Nordic conservative liberalism shares basic principles with this political position in other parts of the world: private property, free trade, limited government, and respect for tradition, RNH Academic Director Professor Hannes H. Gissurarson argued at a conference held by Nostos and New Direction in Helsinki on 20 May 2023. But it has some special characteristics, he noted. The three most remarkable Nordic thinkers in this tradition were the Icelandic chronicler Snorri Sturluson who in his history of the Norwegian kings described the conflict between the kings and the farmers who wanted peace and low taxes; the Swedish pastor and politician Anders Chydenius who presented the same arguments for free trade as Adam Smith eleven years later; and the Danish pastor and poet Nikolai F. S. Grundtvig who encouraged the Nordic nations to develop their heritage of self-reliance and freedom of expression and to use their freedom of association to form high schools, farm collectives, independent congregations and other voluntary associations. It was not least the strength of civil society, the third sector between the state and business enterprises, which has created the social cohesion of the Nordic nations which in turn has facilitated their pursuit of prosperity.

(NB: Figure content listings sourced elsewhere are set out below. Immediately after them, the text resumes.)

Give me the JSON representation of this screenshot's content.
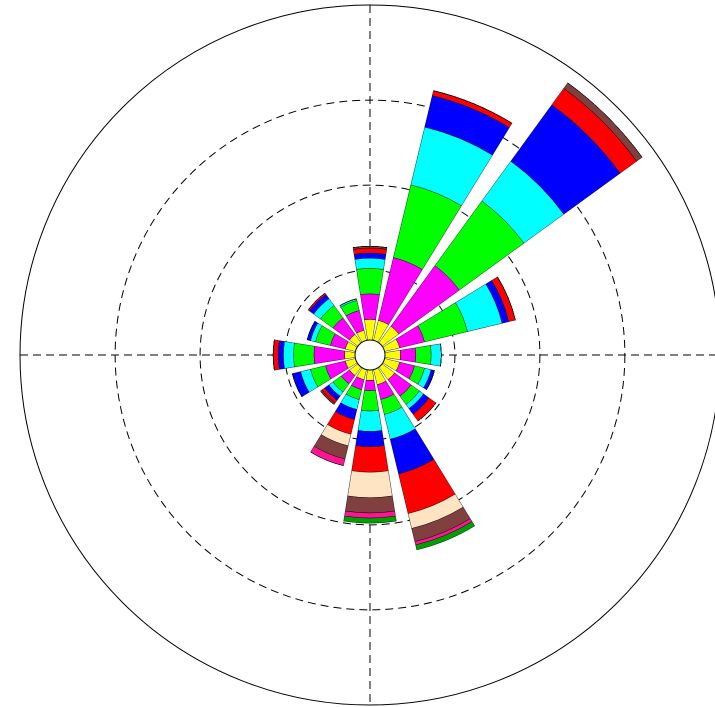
{
  "chart_data": {
    "type": "windrose",
    "categories": [
      null,
      null,
      null,
      null,
      null,
      null,
      null,
      null,
      null,
      null,
      null,
      null,
      null,
      null,
      null,
      null
    ],
    "ylim": [
      0,
      20.6
    ],
    "yticks": [
      5,
      10,
      15
    ],
    "grid": true,
    "series": [
      {
        "color": "#ffff00",
        "values": [
          2.1,
          2.1,
          2.1,
          1.8,
          1.8,
          1.8,
          1.8,
          1.8,
          1.5,
          1.5,
          1.5,
          1.5,
          1.5,
          1.5,
          1.5,
          1.5
        ]
      },
      {
        "color": "#ff00ff",
        "values": [
          1.5,
          3.8,
          4.4,
          1.5,
          0.9,
          0.9,
          1.2,
          0.9,
          0.6,
          0.6,
          0.6,
          1.2,
          1.8,
          0.9,
          1.2,
          1.2
        ]
      },
      {
        "color": "#00ff00",
        "values": [
          1.5,
          4.4,
          4.7,
          2.6,
          0.9,
          0.6,
          0.6,
          0.9,
          1.2,
          0.6,
          0.6,
          0.9,
          1.2,
          0.9,
          0.9,
          0.6
        ]
      },
      {
        "color": "#00ffff",
        "values": [
          0.6,
          3.5,
          2.9,
          2.1,
          0.6,
          0.4,
          0.3,
          1.5,
          1.2,
          0.6,
          0.3,
          0.6,
          0.6,
          0.3,
          0.5,
          0.1
        ]
      },
      {
        "color": "#0000ff",
        "values": [
          0.3,
          1.9,
          4.1,
          0.4,
          0,
          0.2,
          0.4,
          2.1,
          0.9,
          0.6,
          0.3,
          0.5,
          0.3,
          0.2,
          0.3,
          0
        ]
      },
      {
        "color": "#ff0000",
        "values": [
          0.3,
          0.3,
          1.2,
          0.4,
          0,
          0,
          0.5,
          2.4,
          1.5,
          0.9,
          0.2,
          0,
          0.3,
          0,
          0.1,
          0
        ]
      },
      {
        "color": "#ffe4c4",
        "values": [
          0,
          0,
          0,
          0,
          0,
          0,
          0,
          0.9,
          1.5,
          0.7,
          0,
          0,
          0,
          0,
          0,
          0
        ]
      },
      {
        "color": "#804040",
        "values": [
          0.1,
          0,
          0.4,
          0,
          0,
          0,
          0,
          0.8,
          0.9,
          0.8,
          0.1,
          0,
          0,
          0,
          0,
          0
        ]
      },
      {
        "color": "#ff1493",
        "values": [
          0,
          0,
          0,
          0,
          0,
          0,
          0,
          0.2,
          0.3,
          0.4,
          0,
          0,
          0,
          0,
          0,
          0
        ]
      },
      {
        "color": "#00a000",
        "values": [
          0,
          0,
          0,
          0,
          0,
          0,
          0,
          0.3,
          0.3,
          0,
          0,
          0,
          0,
          0,
          0,
          0
        ]
      }
    ]
  }
}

Gissurarson added that there was a Nordic model of relations between nations. 1) Peaceful Secession, such as between Norway and Sweden in 1905, between Finland and Russia in 1917 (although that was really because the Russian Bolsheviks were weak at the time so they had to tolerate it), and between Iceland and Denmark in 1918. 2) Border Changes by plebiscites, such as the revision of the German-Danish border in 1920 where one of the three regions of Northern Schleswig voted to become Danish whereas two regions voted to remain German. 3) Autonomy of special regions, such as the self-rule of the Aland Islands, and the Faroe Islands, and Greenland. 4) Political and economic integration without the surrender of sovereignty, such as the cooperation of the Nordic countries in the Nordic Council, and the abolition of passports on the borders of the Nordic countries, and the legal and social integration in each of the Nordic countries of citizens from other Nordic countries.
Other speakers included Norwegian MPs Mahmoud Farahmand and Anna Molberg, Danish MP Mikkel Bjørn Sørensen, Finnish MP and former Interior Minister Päivi Räsänen, and Swedish MP Alexander Christiansson. Sigmundur D. Gunnlaugsson, former Prime Minister of Iceland, gave the closing speech, and Alojz Peterle, former Prime Minister of Slovenia, gave the Gala Dinner Speech.